A propósito de estos laberintos donde entre las brumas del pasado se escucha “el suave rumor de la nostalgia”, quiero cerrar mis breves apuntes citando en extenso un pasaje que, en mi “inmodesta” opinión, es un ejemplo cardinal del periodista y el escritor que hemos podido reconocer en Pedro Juan Gutiérrez, dibujado en este pequeño volumen: “El Chori se retiró en 1963. Muchas cosas cambiaron en esa década. El Coney Island comenzó a decaer. Los bares cerraron y los burdeles desaparecieron. Empezaron a escucharse Los Beatles. El feeling se puso de moda entre los adictos a clubes y cabarets pequeños. A los jóvenes no nos gustaba porque todavía no habíamos amado a alguien con rabia y dolor. Los que teníamos diecisiete años en 1967 —más o menos— íbamos a Teatro Estudio en la sala Hubert de Blanck y nos atiborrábamos hasta encima del escenario en unos recitales de canciones muy distintas a todo lo existente hasta aquel momento. Las cantaban tres tipos mal vestidos, medio locos y conflictivos que siempre andaban juntos y se llamaban Silvio, Pablo y Noel. De ese modo El Chori se fue quedando en silencio…”.

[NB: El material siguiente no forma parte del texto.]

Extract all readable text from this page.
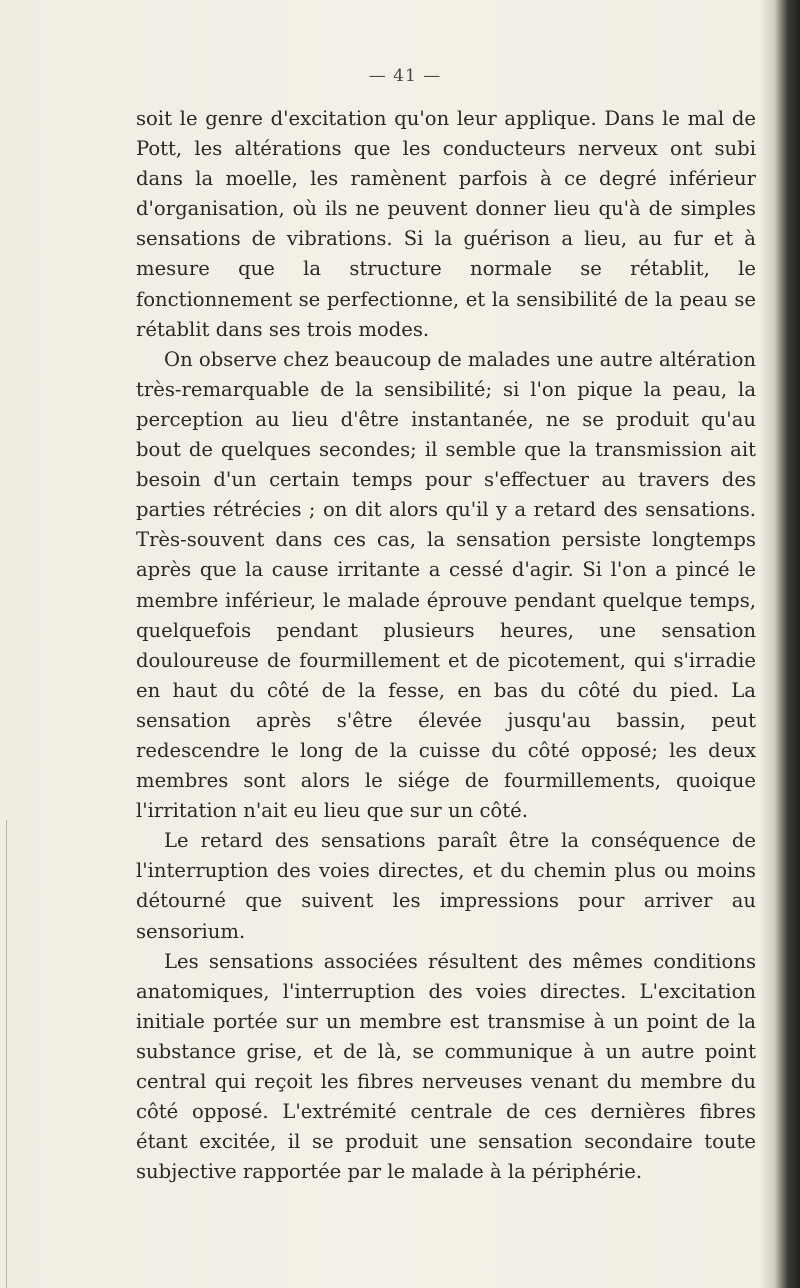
— 41 —

soit le genre d'excitation qu'on leur applique. Dans le mal de Pott, les altérations que les conducteurs nerveux ont subi dans la moelle, les ramènent parfois à ce degré inférieur d'organisation, où ils ne peuvent donner lieu qu'à de simples sensations de vibrations. Si la guérison a lieu, au fur et à mesure que la structure normale se rétablit, le fonctionnement se perfectionne, et la sensibilité de la peau se rétablit dans ses trois modes.

On observe chez beaucoup de malades une autre altération très-remarquable de la sensibilité; si l'on pique la peau, la perception au lieu d'être instantanée, ne se produit qu'au bout de quelques secondes; il semble que la transmission ait besoin d'un certain temps pour s'effectuer au travers des parties rétrécies ; on dit alors qu'il y a retard des sensations. Très-souvent dans ces cas, la sensation persiste longtemps après que la cause irritante a cessé d'agir. Si l'on a pincé le membre inférieur, le malade éprouve pendant quelque temps, quelquefois pendant plusieurs heures, une sensation douloureuse de fourmillement et de picotement, qui s'irradie en haut du côté de la fesse, en bas du côté du pied. La sensation après s'être élevée jusqu'au bassin, peut redescendre le long de la cuisse du côté opposé; les deux membres sont alors le siége de fourmillements, quoique l'irritation n'ait eu lieu que sur un côté.

Le retard des sensations paraît être la conséquence de l'interruption des voies directes, et du chemin plus ou moins détourné que suivent les impressions pour arriver au sensorium.

Les sensations associées résultent des mêmes conditions anatomiques, l'interruption des voies directes. L'excitation initiale portée sur un membre est transmise à un point de la substance grise, et de là, se communique à un autre point central qui reçoit les fibres nerveuses venant du membre du côté opposé. L'extrémité centrale de ces dernières fibres étant excitée, il se produit une sensation secondaire toute subjective rapportée par le malade à la périphérie.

Silencio del que, con su escritura convincente, hace el periodista —enrocado en el escritor— cómplice a sus lectores.
Notas:
[1] Pedro Juan Gutiérrez. Escritores peligrosos y otros temas (Ediciones Loynaz, Pinar del Río, 2019).
[2] Pedro Juan Gutiérrez. “Pedro Juan c’est moi o una notita candorosa sobre literatura + periodismo, sobre periodismo + literatura y ver que hay adentro” (La Gaceta de Cuba, número dos marzo-abril de 2012), pp. 40-41.
[3] Pedro Juan Gutiérrez. “Pedro Juan c’est moi o una notita candorosa sobre literatura + periodismo, sobre periodismo + literatura y ver que hay adentro”. Ob. cit.
[4] Luis Raúl Vázquez. “Ambrosio Fornet: ‘en los sesenta la literatura se alió con el periodismo’” (La Gaceta de Cuba, número dos, marzo-abril de 2012), pp. 18-21.